Infravermelho vs. Ar Quente: Uma maneira melhor de aquecer biossensores
Se você ainda usa ar quente para o processamento profundo de semicondutores, na verdade está apenas esperando que o processo seja concluído. O ar quente depende da convecção: primeiro se aquece o ar, e só depois esse ar aquece o substrato. É um processo lento. Além disso, existe um atraso térmico incômodo que acaba afetando negativamente o tempo de processamento. Quando se lida com biossensores cujas camadas têm espessura de apenas alguns micrômetros, esse atraso não é apenas um incômodo – é um risco real.
Eliminando o intermediário
As lâmpadas de infravermelho funcionam de maneira diferente. Elas não precisam lidar com o ar; basta emitir radiação eletromagnética diretamente no alvo. A diferença de velocidade é enorme: enquanto um forno convencional leva minutos para estabilizar a temperatura, um sistema de infravermelho consegue alcançar a temperatura desejada em segundos. Isso representa uma grande vantagem em termos de tempo de processamento. Além disso, você não perde dinheiro aquecendo uma caixa de metal cheia de ar. Você paga apenas pelo aquecimento da própria placa.

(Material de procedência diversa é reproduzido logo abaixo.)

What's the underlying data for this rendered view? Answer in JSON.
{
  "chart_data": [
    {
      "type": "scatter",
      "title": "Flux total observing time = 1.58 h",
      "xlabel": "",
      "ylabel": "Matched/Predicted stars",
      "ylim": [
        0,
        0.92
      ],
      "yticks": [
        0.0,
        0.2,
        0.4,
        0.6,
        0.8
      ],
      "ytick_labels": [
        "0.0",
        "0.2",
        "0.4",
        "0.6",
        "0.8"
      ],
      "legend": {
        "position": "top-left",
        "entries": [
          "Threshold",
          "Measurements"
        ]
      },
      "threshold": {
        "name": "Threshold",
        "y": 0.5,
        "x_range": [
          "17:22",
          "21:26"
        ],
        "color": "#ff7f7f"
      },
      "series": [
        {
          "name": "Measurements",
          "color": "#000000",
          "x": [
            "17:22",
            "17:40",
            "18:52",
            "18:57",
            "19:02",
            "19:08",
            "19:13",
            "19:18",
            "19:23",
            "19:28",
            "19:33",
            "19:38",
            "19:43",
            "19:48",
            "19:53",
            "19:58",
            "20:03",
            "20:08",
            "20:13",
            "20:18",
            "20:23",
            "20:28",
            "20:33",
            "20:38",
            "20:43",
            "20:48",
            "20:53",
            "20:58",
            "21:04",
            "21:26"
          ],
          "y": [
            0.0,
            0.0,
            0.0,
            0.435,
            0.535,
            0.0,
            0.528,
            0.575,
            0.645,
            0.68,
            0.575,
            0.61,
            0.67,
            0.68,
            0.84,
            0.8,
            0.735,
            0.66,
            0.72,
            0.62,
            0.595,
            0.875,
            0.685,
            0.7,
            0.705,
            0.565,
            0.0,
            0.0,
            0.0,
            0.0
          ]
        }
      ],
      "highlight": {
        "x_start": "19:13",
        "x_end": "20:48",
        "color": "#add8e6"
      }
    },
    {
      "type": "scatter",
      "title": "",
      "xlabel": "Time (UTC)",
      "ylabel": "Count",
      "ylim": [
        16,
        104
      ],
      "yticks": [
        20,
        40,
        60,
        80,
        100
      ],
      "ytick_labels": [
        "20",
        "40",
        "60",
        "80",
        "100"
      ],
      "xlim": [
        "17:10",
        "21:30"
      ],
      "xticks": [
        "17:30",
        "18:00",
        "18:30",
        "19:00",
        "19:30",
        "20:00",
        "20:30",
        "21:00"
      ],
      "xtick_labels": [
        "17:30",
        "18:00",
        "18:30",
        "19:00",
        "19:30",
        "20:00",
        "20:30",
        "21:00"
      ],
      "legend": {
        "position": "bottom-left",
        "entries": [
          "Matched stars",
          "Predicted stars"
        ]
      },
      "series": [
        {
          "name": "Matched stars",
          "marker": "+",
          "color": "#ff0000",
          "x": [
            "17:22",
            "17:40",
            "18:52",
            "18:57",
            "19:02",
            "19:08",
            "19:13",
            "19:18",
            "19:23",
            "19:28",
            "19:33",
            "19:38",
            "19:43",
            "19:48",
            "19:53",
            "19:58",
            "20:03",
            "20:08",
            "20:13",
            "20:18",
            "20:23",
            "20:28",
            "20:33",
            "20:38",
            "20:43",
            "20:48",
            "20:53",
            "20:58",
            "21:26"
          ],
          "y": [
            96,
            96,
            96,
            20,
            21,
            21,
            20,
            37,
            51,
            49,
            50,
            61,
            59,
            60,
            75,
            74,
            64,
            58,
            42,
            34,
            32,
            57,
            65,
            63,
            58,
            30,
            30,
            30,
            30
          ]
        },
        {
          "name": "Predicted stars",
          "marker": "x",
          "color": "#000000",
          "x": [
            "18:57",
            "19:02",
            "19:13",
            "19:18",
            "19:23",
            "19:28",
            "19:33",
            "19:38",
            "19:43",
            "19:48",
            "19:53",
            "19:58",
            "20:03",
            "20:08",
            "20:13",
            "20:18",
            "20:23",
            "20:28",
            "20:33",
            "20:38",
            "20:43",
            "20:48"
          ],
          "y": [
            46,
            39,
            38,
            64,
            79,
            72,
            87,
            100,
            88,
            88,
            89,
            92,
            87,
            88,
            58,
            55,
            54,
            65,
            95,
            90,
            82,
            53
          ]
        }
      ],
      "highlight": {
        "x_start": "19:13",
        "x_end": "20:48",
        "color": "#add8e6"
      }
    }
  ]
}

Levar o calor exatamente onde ele precisa estar
Todos já enfrentamos problemas com “pontos frios” em fornos a ar quente – aquelas áreas onde o fluxo de ar não atinge corretamente o substrato. Com o infravermelho, é possível controlar essas zonas. É possível ajustar a intensidade da radiação nas áreas centrais e reduzi-la nas bordas, compensando assim as perdas de calor. Isso significa que não é mais necessário esperar tanto tempo para garantir que tudo esteja uniformemente aquecido.
As desvantagens (e as vantagens)
Claro, há um custo associado ao uso de infravermelho. As lâmpadas de infravermelho geram muito calor. Se os controladores PID não funcionarem bem ou se os sensores apresentarem atrasos, é possível ultrapassar a temperatura desejada. Um erro pode destruir as camadas bioativas. Portanto, são necessários termopares de resposta rápida para manter tudo sob controle. Mas, uma vez que isso seja resolvido, seu espaço de trabalho fica muito mais eficiente. Você pode eliminar os ventiladores volumosos e os ductos barulhentos, substituindo-os por estruturas menores. Isso permite que você use o infravermelho em praticamente todos os estágios de cura e secagem, sem precisar reformular toda a sua linha de produção.